DetecTree example

February 18, 2026 · View on GitHub

GitHub license Binder pre-commit.ci status

DetecTree example

Example computational workflows to classify tree/non-tree pixels in Zurich using DetecTree.

Citation

Bosch M. 2020. “DetecTree: Tree detection from aerial imagery in Python”. Journal of Open Source Software, 5(50), 2172. doi.org/10.21105/joss.02172

Notebooks

The notebooks are stored in the notebooks folder. If you have trouble reproducing them, see the "Instructions to reproduce" section below.

Pre-trained model

  • Pre-trained model: examples of using the pre-trained model to detect trees in aerial imagery from different sources.

Training

  • Aussersihl canopy: application of DetecTree to compute a tree canopy map for the Aussersihl district in Zurich.
  • Cluster-I: train/test split of image tiles based on k-means clustering of image descriptors to enhance the variety of scenes represented in the training tiles.
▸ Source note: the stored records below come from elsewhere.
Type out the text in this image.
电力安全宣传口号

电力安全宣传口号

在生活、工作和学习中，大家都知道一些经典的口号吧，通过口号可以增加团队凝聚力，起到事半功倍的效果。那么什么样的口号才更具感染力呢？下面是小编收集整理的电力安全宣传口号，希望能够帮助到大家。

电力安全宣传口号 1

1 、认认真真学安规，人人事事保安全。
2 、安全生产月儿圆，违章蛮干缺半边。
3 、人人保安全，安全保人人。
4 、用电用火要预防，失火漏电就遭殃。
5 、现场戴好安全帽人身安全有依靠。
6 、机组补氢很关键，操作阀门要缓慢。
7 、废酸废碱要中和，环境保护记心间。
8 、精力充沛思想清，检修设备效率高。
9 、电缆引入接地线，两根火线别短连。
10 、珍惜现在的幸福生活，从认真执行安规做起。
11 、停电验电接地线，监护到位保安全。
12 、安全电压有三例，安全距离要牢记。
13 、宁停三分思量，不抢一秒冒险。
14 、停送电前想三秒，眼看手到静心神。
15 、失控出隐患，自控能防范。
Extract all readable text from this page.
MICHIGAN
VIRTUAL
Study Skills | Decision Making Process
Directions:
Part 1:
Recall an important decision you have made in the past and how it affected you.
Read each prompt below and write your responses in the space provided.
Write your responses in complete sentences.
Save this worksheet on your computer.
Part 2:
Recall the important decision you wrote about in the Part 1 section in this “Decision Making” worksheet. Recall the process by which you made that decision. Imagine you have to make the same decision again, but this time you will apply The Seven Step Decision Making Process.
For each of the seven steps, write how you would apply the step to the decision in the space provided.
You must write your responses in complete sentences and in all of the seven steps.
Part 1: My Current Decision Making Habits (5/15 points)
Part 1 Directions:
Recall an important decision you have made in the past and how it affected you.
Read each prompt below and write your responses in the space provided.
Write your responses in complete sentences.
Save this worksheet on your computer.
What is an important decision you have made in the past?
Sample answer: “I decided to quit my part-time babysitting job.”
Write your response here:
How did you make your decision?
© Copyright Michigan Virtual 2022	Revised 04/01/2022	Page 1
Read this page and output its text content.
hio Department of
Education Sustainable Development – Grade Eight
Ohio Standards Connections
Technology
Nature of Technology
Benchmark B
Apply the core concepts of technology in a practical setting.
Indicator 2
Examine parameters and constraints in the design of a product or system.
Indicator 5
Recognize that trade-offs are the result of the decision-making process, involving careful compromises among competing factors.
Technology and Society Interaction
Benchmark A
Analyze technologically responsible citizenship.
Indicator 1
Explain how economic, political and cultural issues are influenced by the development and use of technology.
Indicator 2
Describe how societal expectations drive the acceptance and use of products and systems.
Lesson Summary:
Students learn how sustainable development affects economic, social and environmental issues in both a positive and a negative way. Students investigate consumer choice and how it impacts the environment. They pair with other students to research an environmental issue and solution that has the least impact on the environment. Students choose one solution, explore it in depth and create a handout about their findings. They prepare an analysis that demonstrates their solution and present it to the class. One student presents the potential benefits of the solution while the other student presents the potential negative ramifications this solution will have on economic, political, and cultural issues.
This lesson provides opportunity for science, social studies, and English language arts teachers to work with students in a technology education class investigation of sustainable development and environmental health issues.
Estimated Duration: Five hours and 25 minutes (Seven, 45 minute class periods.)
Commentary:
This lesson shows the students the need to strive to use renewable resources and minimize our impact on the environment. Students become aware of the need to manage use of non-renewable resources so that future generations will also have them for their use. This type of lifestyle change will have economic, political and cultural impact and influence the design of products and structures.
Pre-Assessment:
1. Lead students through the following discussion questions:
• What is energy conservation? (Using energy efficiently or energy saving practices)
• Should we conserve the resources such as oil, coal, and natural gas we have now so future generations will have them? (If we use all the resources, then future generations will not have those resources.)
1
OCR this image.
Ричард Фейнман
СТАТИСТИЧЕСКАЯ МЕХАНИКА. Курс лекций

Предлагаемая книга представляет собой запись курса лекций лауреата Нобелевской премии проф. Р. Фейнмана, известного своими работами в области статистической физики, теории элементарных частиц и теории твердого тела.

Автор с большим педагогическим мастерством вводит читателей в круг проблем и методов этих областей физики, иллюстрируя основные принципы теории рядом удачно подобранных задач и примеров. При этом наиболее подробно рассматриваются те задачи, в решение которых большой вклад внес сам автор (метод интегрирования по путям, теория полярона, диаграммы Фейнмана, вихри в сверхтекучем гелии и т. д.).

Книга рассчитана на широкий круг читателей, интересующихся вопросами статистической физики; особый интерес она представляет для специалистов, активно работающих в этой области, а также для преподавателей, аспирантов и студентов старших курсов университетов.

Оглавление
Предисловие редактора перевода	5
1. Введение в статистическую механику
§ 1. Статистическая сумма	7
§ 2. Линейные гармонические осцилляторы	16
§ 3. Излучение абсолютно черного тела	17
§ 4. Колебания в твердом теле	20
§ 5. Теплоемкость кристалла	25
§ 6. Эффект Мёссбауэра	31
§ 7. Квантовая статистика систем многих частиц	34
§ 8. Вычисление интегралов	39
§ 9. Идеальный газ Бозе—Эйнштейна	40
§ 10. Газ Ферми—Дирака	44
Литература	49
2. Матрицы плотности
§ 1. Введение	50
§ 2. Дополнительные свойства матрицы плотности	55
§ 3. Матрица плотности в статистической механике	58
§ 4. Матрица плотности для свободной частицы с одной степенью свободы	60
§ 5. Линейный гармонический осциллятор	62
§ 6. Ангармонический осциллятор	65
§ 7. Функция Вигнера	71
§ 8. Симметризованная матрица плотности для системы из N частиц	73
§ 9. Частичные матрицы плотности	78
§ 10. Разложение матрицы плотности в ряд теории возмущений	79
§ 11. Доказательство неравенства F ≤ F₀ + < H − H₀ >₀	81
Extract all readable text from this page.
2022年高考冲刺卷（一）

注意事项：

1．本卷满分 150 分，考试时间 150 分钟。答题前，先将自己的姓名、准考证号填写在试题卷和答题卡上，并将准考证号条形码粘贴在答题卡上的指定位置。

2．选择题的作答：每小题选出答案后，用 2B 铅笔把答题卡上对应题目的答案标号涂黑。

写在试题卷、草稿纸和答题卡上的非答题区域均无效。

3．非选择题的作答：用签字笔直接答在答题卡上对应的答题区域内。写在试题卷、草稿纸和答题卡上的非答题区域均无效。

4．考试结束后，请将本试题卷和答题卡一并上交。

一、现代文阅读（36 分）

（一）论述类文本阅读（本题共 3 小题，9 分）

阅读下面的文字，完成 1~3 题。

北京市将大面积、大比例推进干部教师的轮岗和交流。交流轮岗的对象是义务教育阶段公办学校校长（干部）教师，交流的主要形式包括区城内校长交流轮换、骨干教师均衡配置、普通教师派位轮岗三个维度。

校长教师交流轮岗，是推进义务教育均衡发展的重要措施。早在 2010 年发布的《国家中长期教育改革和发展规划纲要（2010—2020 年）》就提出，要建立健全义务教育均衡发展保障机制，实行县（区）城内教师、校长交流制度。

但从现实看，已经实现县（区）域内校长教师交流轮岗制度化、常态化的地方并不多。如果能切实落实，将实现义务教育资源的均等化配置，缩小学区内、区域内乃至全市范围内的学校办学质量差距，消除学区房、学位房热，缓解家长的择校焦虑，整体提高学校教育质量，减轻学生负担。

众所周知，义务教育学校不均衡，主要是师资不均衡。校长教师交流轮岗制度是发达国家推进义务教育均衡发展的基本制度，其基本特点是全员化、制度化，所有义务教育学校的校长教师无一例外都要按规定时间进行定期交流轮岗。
Out-of-date notebooks on other train/test split methods:

  • Baseline: train/test split of image tiles based on uniform sampling.
  • Cluster-II: train/test split of image tiles based on a two-level k-means clustering, using a separate classifier for each first-level cluster of tiles. The second-level clustering enhances the variety of scenes represented in the training tiles of each separate classifier.

Background

  • Background: overview of the methods used to detect tree/non-tree pixels, based on Yang et al. [1]

Instructions to reproduce

This setup uses pixi to manage dependencies. With pixi installed in your system, you can simply run pixi run python and you will get a Python shell session with all the dependencies available. In order to run notebooks within this environment, you can use pixi-kernel.

Acknowledgments

References

  1. Yang, L., Wu, X., Praun, E., & Ma, X. (2009). Tree detection from aerial imagery. In Proceedings of the 17th ACM SIGSPATIAL International Conference on Advances in Geographic Information Systems (pp. 131-137). ACM.